La troisième remarque possible de mes lecteurs contradicteurs serait « Monsieur, le Président est élu au suffrage universel, il est donc légitime à le faire puisque c’est la volonté du peuple ».
Non, absolument pas car la Constitution algérienne, par son article 15, rappelle elle-même un principe fondamental de toutes les démocraties, la séparation des pouvoirs.
Que le chef de l’exécutif désigne des parlementaires est une situation éminemment contradictoire avec la séparation des pouvoirs et donc avec l’article 15 qui le proclame. Il serait difficile de trouver plus contradictoire que cette possibilité.
Malgré tout cela nous échappons au pire. Les « parlementaires désignés », notre oxymore de départ, ne pourront effectivement jamais légiférer sur notre bonheur, sur nos sentiments, nos aptitudes intellectuelles ou artistiques ou sur nos amours et peines.

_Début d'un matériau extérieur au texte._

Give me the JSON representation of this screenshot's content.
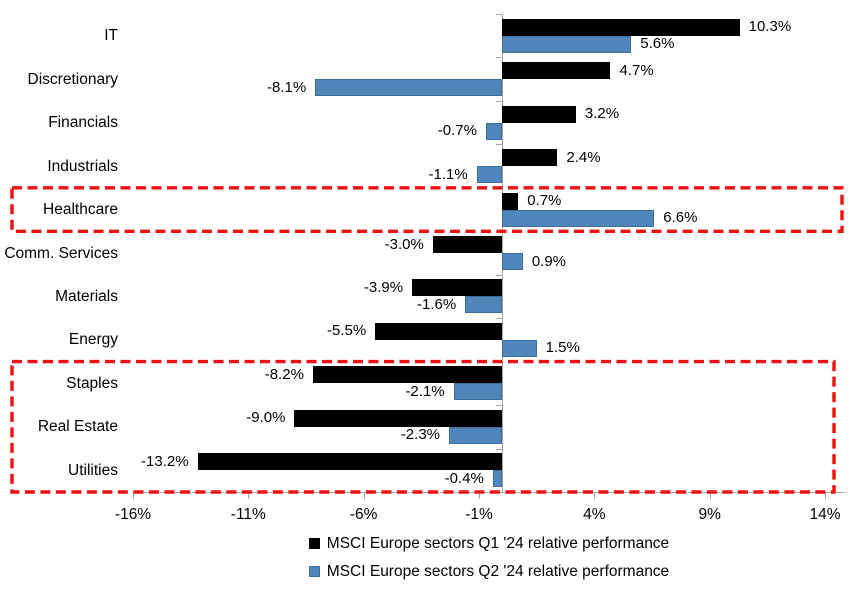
{
  "chart_data": {
    "type": "bar",
    "orientation": "horizontal",
    "title": "",
    "categories": [
      "IT",
      "Discretionary",
      "Financials",
      "Industrials",
      "Healthcare",
      "Comm. Services",
      "Materials",
      "Energy",
      "Staples",
      "Real Estate",
      "Utilities"
    ],
    "series": [
      {
        "name": "MSCI Europe sectors Q1 '24 relative performance",
        "color": "#000000",
        "values": [
          10.3,
          4.7,
          3.2,
          2.4,
          0.7,
          -3.0,
          -3.9,
          -5.5,
          -8.2,
          -9.0,
          -13.2
        ],
        "labels": [
          "10.3%",
          "4.7%",
          "3.2%",
          "2.4%",
          "0.7%",
          "-3.0%",
          "-3.9%",
          "-5.5%",
          "-8.2%",
          "-9.0%",
          "-13.2%"
        ]
      },
      {
        "name": "MSCI Europe sectors Q2 '24 relative performance",
        "color": "#4F86BC",
        "border_color": "#3E6C9B",
        "values": [
          5.6,
          -8.1,
          -0.7,
          -1.1,
          6.6,
          0.9,
          -1.6,
          1.5,
          -2.1,
          -2.3,
          -0.4
        ],
        "labels": [
          "5.6%",
          "-8.1%",
          "-0.7%",
          "-1.1%",
          "6.6%",
          "0.9%",
          "-1.6%",
          "1.5%",
          "-2.1%",
          "-2.3%",
          "-0.4%"
        ]
      }
    ],
    "x_axis": {
      "min": -16,
      "max": 14,
      "unit": "%",
      "tick_values": [
        -16,
        -11,
        -6,
        -1,
        4,
        9,
        14
      ],
      "tick_labels": [
        "-16%",
        "-11%",
        "-6%",
        "-1%",
        "4%",
        "9%",
        "14%"
      ]
    },
    "legend_position": "bottom",
    "grid": false,
    "data_labels": true,
    "highlights": [
      {
        "categories": [
          "Healthcare"
        ],
        "style": "red-dashed-box"
      },
      {
        "categories": [
          "Staples",
          "Real Estate",
          "Utilities"
        ],
        "style": "red-dashed-box"
      }
    ],
    "colors": {
      "axis": "#A6A6A6",
      "label_text": "#000000",
      "highlight": "#EE1111"
    }
  }
}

Ces éléments ne sont pas du domaine du droit mais de celui de la subjectivité, du « sujet », donc de notre propre domaine de liberté qu’il appartient à chacun de définir et de construire. Ils échappent à la constitution. À toute déraison il y a donc un antidote puissant qui nous protège, l’intime.
Au fond, un législateur nommé, un législateur tiré au sort, vainqueur d’une épreuve sportive ou d’un concours musical, peu nous importe puisque ces considérations subjectives citées relèvent de notre liberté.
Et puis, tout ne peut être comique dans la vie, hélas.